トランプ米大統領がイラン、リビアなど7カ国からの米国入国を禁じる大統領令を打ち出した問題で、日本学術会議は科学者の自由な交流が阻害される可能性があるとして反対する声明を、大西隆会長(豊橋技術科学大学学長)名で発表した。

 声明によると、トランプ大統領の入国制限に対し、国際科学会議が「不適切に広範囲で、不公正に特定の国籍を有する人に適用した措置が科学者の自由な交流に負の影響をもたらす懸念がある」と批判したが、日本学術会議は国際科学会議の声明を全面的に支持し、「米国で是正措置が取られるよう期待する」と反対の意向を示した。

 科学技術の発展は1国のみで成すことができず、自由な科学者の交流が必要としたうえで、科学者の自由な移動を保障すべきとも主張した。次世代の科学者育成の観点から、留学生を含めた学生の移動の自由も確保されるべきだとしている。

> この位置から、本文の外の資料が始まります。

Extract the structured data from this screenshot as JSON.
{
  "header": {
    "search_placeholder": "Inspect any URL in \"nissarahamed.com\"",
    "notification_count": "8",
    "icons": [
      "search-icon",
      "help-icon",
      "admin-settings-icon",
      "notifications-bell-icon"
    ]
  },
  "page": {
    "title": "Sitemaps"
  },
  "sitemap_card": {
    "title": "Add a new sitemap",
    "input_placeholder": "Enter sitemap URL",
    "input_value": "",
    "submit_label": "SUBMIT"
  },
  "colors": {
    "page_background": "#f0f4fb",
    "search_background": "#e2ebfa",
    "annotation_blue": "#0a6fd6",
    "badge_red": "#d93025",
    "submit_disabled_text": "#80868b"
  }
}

 さらに、国際科学会議が定款の中で科学の普遍性に関する原則を掲げ、実現のために民族的出自や宗教、国籍、言語、政治思想などに基づく差別を禁止、科学とその便益に対する公平なアクセス機会を奨励している点を強調。国や地域を限定した科学者の移動の自由に対する規制は好ましくないと訴えている。